The kitchen was bare and cold. He sat at the table while she made tea.
“Do you have many brothers and sisters?” she asked.
“No. I'm an only child.”
“I have ten,” she said. “You can't hear yourself talking in the house. It's great down here.”
She put some soda bread and butter on the table, and sat with her elbows on the table.
“Is your father sick?” she asked.
“He had a turn.”
“And where's your mother?”
“She's dead,” he said and looked down.
“When did she die?”
“She died when I was a baby.”
“So there was just you and your father? What was it like with just the two of you?”
He hesitated. He did not know how to answer, but she continued to look at him without speaking, waiting for him to say something.
“I don't know,” he said. “It was all right, I suppose.”
“You must miss your father now,” she said as she came back with the teapot and cups.
“Yes, I do,” he said and smiled at her as she watched him from across the table. It was the first time anyone had asked him about his father. He wanted to say something else. She poured the tea.
“I was with him in the cathedral when he had the turn. I was very frightened.”
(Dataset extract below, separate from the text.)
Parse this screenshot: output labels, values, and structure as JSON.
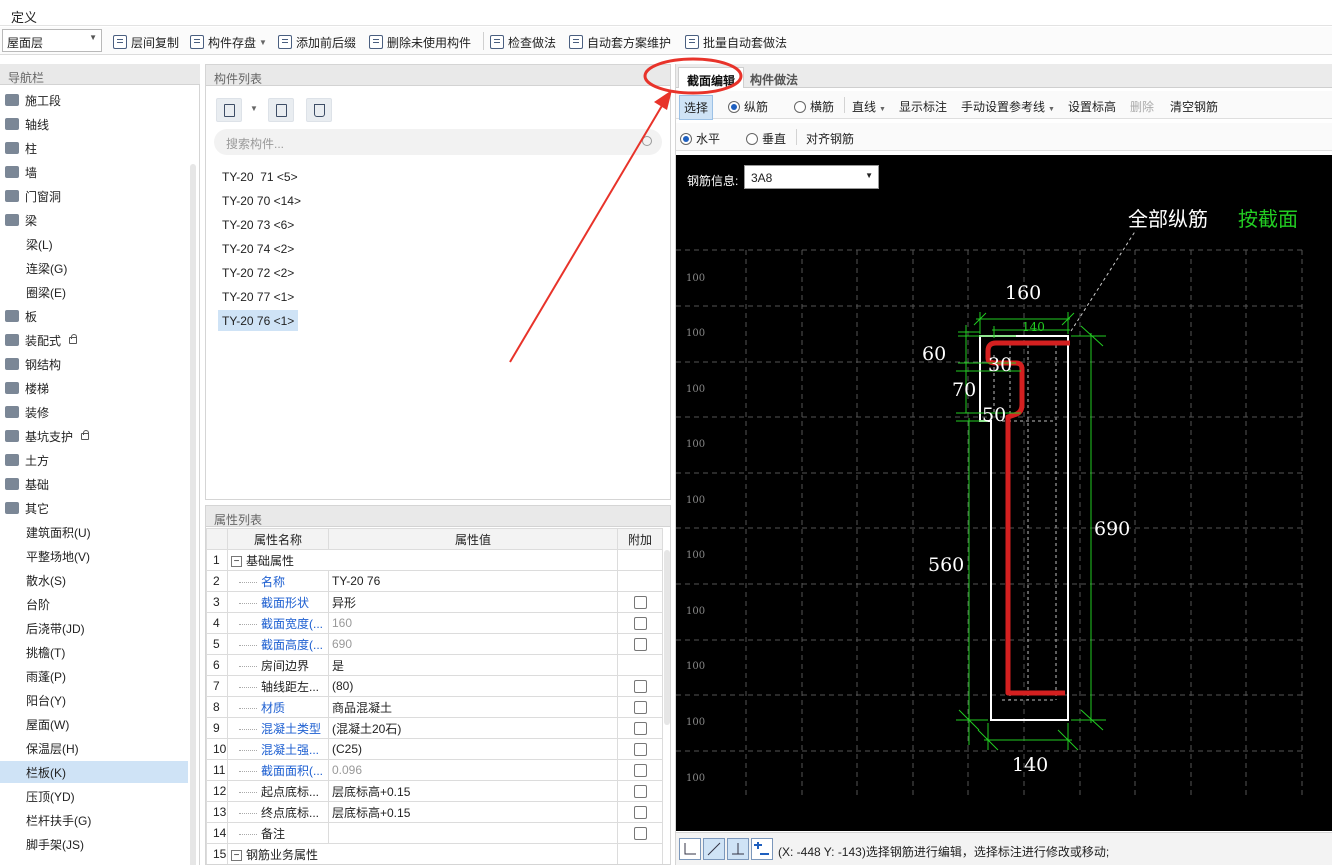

She took off her apron and wiped her hands with a cloth. They walked out to an outhouse where the saddle was kept on a wide shelf beside the door. She told him to gather it up, and as he turned he noticed her breasts under her woollen pullover. He caught her eye as he averted his glance.
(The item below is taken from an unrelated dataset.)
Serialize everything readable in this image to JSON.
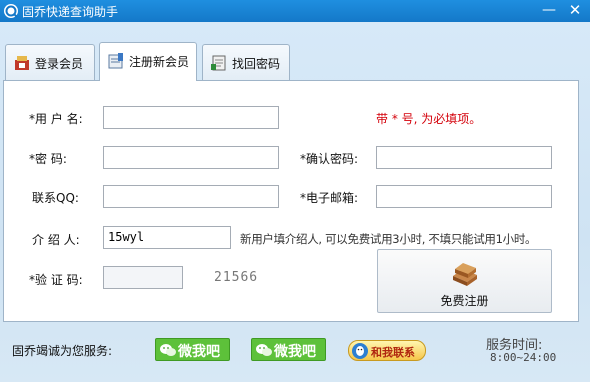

She opened a gate which led into a field full of thistles and closed the gate behind her. She was wearing a pleated tartan skirt. He noticed her waist, how slim she was. He liked the way she walked and her confidence as she spoke.
“You'd want to be careful,” she said, as they approached the horse in the adjoining field. “You could fall off and break your neck. The last man on this mare had a terrible fall,” she laughed. “Don't mind me. I'm only joking. You looked so afraid.”